In two separate papers, published in the journals ZooKeys and Proceedings of the Proceedings of the Royal Society B, scientists have described the new species of parasitic wasp, Euderus set.
Crypt gall wasps get their name from the galls they induce on oak trees for larval development, infesting the tree in the process. While this does not always impact the trees' health, twig or branch, galls can result in death of the most heavily infested trees.
The new species, which could be called a "hyper-parasite", then parasitizes crypt gall wasps as they, in turn, infest oak trees.
E. set, which is also known as the crypt-keeper wasp, comes from the southeastern United States.

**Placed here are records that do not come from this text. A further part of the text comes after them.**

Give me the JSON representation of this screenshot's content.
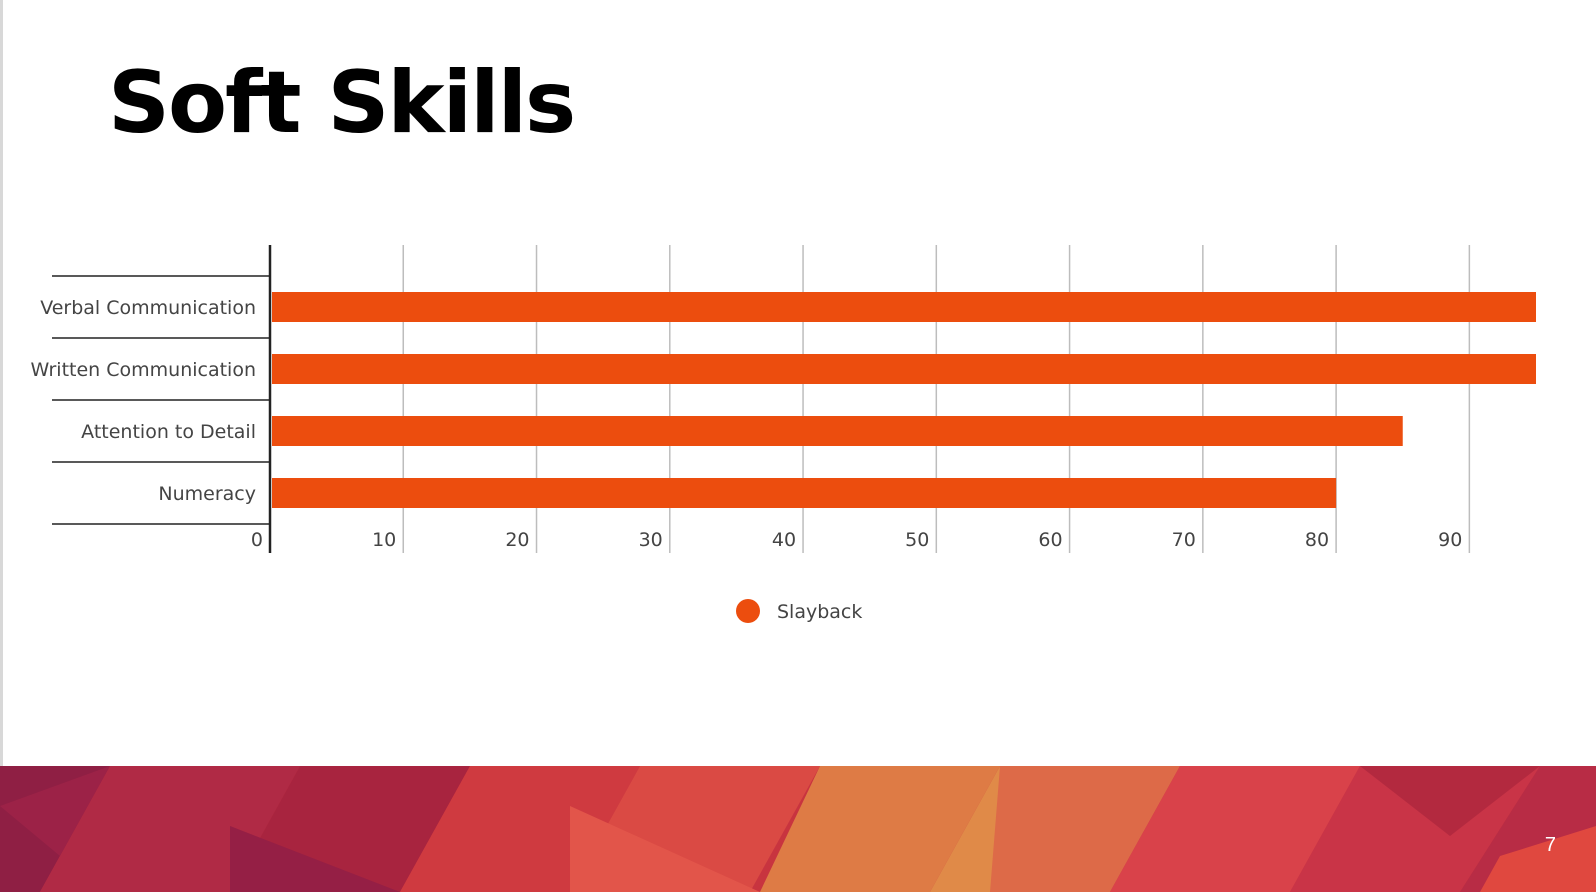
{
  "slide": {
    "title": "Soft Skills",
    "page_number": "7"
  },
  "colors": {
    "bar": "#EC4D0E",
    "gridline": "#bdbdbd",
    "axis": "#222222",
    "text": "#444444"
  },
  "chart_data": {
    "type": "bar",
    "orientation": "horizontal",
    "categories": [
      "Verbal Communication",
      "Written Communication",
      "Attention to Detail",
      "Numeracy"
    ],
    "series": [
      {
        "name": "Slayback",
        "values": [
          95,
          95,
          85,
          80
        ],
        "color": "#EC4D0E"
      }
    ],
    "xlim": [
      0,
      95
    ],
    "xticks": [
      0,
      10,
      20,
      30,
      40,
      50,
      60,
      70,
      80,
      90
    ],
    "grid": true,
    "legend": "bottom-center"
  }
}
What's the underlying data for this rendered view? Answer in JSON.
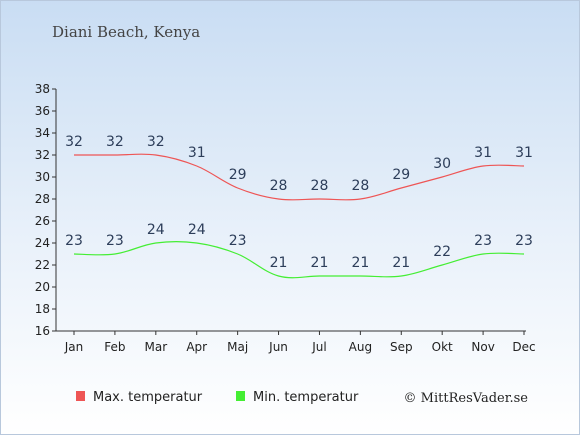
{
  "title": "Diani Beach, Kenya",
  "credit": "© MittResVader.se",
  "chart_data": {
    "type": "line",
    "categories": [
      "Jan",
      "Feb",
      "Mar",
      "Apr",
      "Maj",
      "Jun",
      "Jul",
      "Aug",
      "Sep",
      "Okt",
      "Nov",
      "Dec"
    ],
    "ylim": [
      16,
      38
    ],
    "yticks": [
      16,
      18,
      20,
      22,
      24,
      26,
      28,
      30,
      32,
      34,
      36,
      38
    ],
    "grid": false,
    "legend_position": "bottom",
    "series": [
      {
        "name": "Max. temperatur",
        "color": "#ee5555",
        "values": [
          32,
          32,
          32,
          31,
          29,
          28,
          28,
          28,
          29,
          30,
          31,
          31
        ]
      },
      {
        "name": "Min. temperatur",
        "color": "#44ee33",
        "values": [
          23,
          23,
          24,
          24,
          23,
          21,
          21,
          21,
          21,
          22,
          23,
          23
        ]
      }
    ]
  }
}
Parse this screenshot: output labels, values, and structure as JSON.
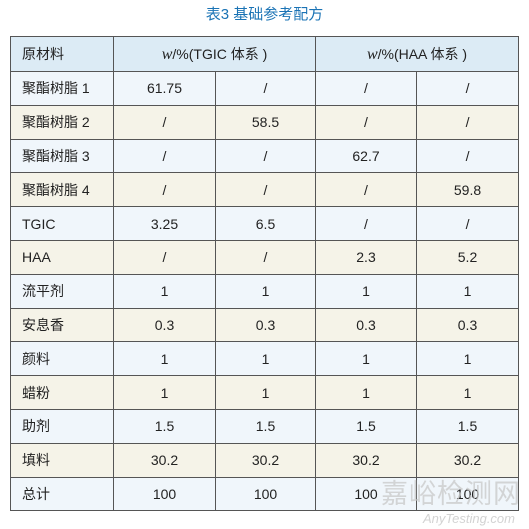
{
  "title": "表3 基础参考配方",
  "header": {
    "col0": "原材料",
    "tgic_w": "w",
    "tgic_rest": "/%(TGIC 体系 )",
    "haa_w": "w",
    "haa_rest": "/%(HAA 体系 )"
  },
  "rows": [
    {
      "name": "聚酯树脂 1",
      "cells": [
        "61.75",
        "/",
        "/",
        "/"
      ]
    },
    {
      "name": "聚酯树脂 2",
      "cells": [
        "/",
        "58.5",
        "/",
        "/"
      ]
    },
    {
      "name": "聚酯树脂 3",
      "cells": [
        "/",
        "/",
        "62.7",
        "/"
      ]
    },
    {
      "name": "聚酯树脂 4",
      "cells": [
        "/",
        "/",
        "/",
        "59.8"
      ]
    },
    {
      "name": "TGIC",
      "cells": [
        "3.25",
        "6.5",
        "/",
        "/"
      ]
    },
    {
      "name": "HAA",
      "cells": [
        "/",
        "/",
        "2.3",
        "5.2"
      ]
    },
    {
      "name": "流平剂",
      "cells": [
        "1",
        "1",
        "1",
        "1"
      ]
    },
    {
      "name": "安息香",
      "cells": [
        "0.3",
        "0.3",
        "0.3",
        "0.3"
      ]
    },
    {
      "name": "颜料",
      "cells": [
        "1",
        "1",
        "1",
        "1"
      ]
    },
    {
      "name": "蜡粉",
      "cells": [
        "1",
        "1",
        "1",
        "1"
      ]
    },
    {
      "name": "助剂",
      "cells": [
        "1.5",
        "1.5",
        "1.5",
        "1.5"
      ]
    },
    {
      "name": "填料",
      "cells": [
        "30.2",
        "30.2",
        "30.2",
        "30.2"
      ]
    },
    {
      "name": "总计",
      "cells": [
        "100",
        "100",
        "100",
        "100"
      ]
    }
  ],
  "watermark": {
    "text_cn": "嘉峪检测网",
    "text_en": "AnyTesting.com"
  }
}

The scientists have detailed how it infests crypt gall wasps to develop as a larva, before coming out in a very gory manner, after reaching maturity.
The researchers have found out that females E. set deposit their eggs into the galls created by crypt gall wasps. These larvae then go on to develop into mature wasps by feeding, growing, and pupating on the insides of their hosts. They also manipulate the gall so that the hole through which the gall wasp is set to come out in the spring becomes too small.
When the gall wasp tries to emerge in the spring, its head lodges in the hole, killing it. E. set is then free to consume the gall wasp's internal organs, and emerging from its head case.
This gruesome process has inspired the scientists when time came to find a name for the species. They turned to ancient Egyptian mythology, finding a parallel between the wasp and Set, the god of the desert, storms, chaos and violence.
One legend particularly resonated with them. It is a story about how Set trapped his brother Osiris in a crypt, killed him and then cut him into little pieces which he spread around the Earth – not unlike the "evil" E. set does to the crypt gall wasp.